As a couple that also works creatively together, I can’t help but be curious as to how they prioritize this personal happiness within their marriage as well.

“It’s definitely been a learning curve,” Brian says. “We’re constantly talking about creating, whether it’s visual art or music.”

“There are so many elements in creating a world and we have so much fun doing it together,” Jane adds. “But there are times when we have to say, ‘We can’t talk about this now’, and focus on the relationship. But there’s not a lot of separation, because we are authentically what we’re putting out, it’s just kind of part of our lives.”

Brian and Jane work tirelessly to create and build upon the world of their music, but unlike a lot of other artists, don’t worry so much about their personal image, particularly on social media. Instead, they see Instagram as an artistic tool that aids in their creation.

“When we realized it was something we have to do for the band, Brian brought it to me and said, ‘This is just an art project.’” Jane says. “ And as soon as I thought about it like that I was like ‘Oh my god, this is so fun.’ This is just creating a little gallery.’ So that’s what we’re doing on our page. Just continually creating this world and getting more deeply involved in creating this alternate reality that is a complete blast.”

“And you know, I guess with everything, with moderation you find success, Brian adds. “So as long as you don’t get sucked in – you know, it’s totally addictive. We get sucked into it every single day. I’m totally guilty of it. Jane’s totally guilty of it. But I think to find that sweet spot, and being able to keep one another accountable and let the other know when maybe it’s a good idea to take a break from it.”

“Also, it’s kind of odd,” Jane jumps back in.

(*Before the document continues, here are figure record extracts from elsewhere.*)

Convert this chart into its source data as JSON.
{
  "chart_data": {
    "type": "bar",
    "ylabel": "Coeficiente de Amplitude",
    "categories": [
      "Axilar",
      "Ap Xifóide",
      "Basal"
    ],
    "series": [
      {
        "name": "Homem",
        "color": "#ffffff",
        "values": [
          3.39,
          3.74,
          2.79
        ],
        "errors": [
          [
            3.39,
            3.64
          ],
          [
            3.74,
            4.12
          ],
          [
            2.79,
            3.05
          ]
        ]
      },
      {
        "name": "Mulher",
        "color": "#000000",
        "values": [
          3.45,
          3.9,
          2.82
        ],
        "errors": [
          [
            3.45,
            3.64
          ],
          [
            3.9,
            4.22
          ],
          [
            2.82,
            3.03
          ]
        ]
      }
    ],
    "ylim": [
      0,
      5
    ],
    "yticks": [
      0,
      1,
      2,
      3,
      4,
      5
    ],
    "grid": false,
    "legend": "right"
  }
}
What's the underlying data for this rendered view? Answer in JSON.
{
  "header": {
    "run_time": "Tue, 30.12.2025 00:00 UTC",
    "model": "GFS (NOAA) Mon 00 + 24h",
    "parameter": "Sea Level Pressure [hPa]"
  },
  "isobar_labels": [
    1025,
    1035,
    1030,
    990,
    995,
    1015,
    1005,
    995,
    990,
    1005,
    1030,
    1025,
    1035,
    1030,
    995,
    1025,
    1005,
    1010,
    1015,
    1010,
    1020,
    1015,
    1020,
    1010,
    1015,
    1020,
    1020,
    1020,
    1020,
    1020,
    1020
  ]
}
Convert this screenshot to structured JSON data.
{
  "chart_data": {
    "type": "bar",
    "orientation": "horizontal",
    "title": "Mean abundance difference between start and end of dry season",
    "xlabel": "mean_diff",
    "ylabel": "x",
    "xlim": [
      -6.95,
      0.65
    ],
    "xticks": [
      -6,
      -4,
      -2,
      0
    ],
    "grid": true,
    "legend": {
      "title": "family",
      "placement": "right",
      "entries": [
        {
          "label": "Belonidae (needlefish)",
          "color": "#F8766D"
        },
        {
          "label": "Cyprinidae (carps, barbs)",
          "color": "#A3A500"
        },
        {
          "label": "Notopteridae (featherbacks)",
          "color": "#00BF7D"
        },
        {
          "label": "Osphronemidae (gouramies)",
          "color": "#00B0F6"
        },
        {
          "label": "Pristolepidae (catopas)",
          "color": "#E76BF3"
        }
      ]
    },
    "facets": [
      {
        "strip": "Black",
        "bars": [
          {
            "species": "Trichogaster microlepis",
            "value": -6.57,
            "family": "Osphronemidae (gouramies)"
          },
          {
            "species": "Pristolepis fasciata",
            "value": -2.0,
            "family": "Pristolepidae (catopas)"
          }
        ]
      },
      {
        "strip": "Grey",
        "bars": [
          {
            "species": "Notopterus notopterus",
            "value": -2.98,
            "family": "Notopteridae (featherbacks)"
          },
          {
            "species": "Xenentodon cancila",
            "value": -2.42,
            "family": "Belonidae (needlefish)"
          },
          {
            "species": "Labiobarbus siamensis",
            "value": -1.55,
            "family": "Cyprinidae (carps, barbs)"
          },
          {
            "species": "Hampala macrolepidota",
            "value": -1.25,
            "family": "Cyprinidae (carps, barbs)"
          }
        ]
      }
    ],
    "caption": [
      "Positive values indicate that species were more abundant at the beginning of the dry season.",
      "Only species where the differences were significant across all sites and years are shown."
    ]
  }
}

“It isn’t pretty,” Brian agrees with a laugh. “It’s definitely more avant-garde and art-centric.”

So, what’s in store for FINKEL? A lot, according to the Spencers.

“[2019 will] be a big year for the whole FINKEL camp. We’re aiming for about 70 dates across the country…and I think we’re going to try and release an EP at the end of the year. And just kind of play it that way. Until we have a fan base that is very interested and waiting for us to drop an LP.”

“We’re still just little babies,” Jane laughs.

“And I think that can grow,” says Brian. “But right now, we’re happy with where we are and with our art. We just need to see if other people like it too.”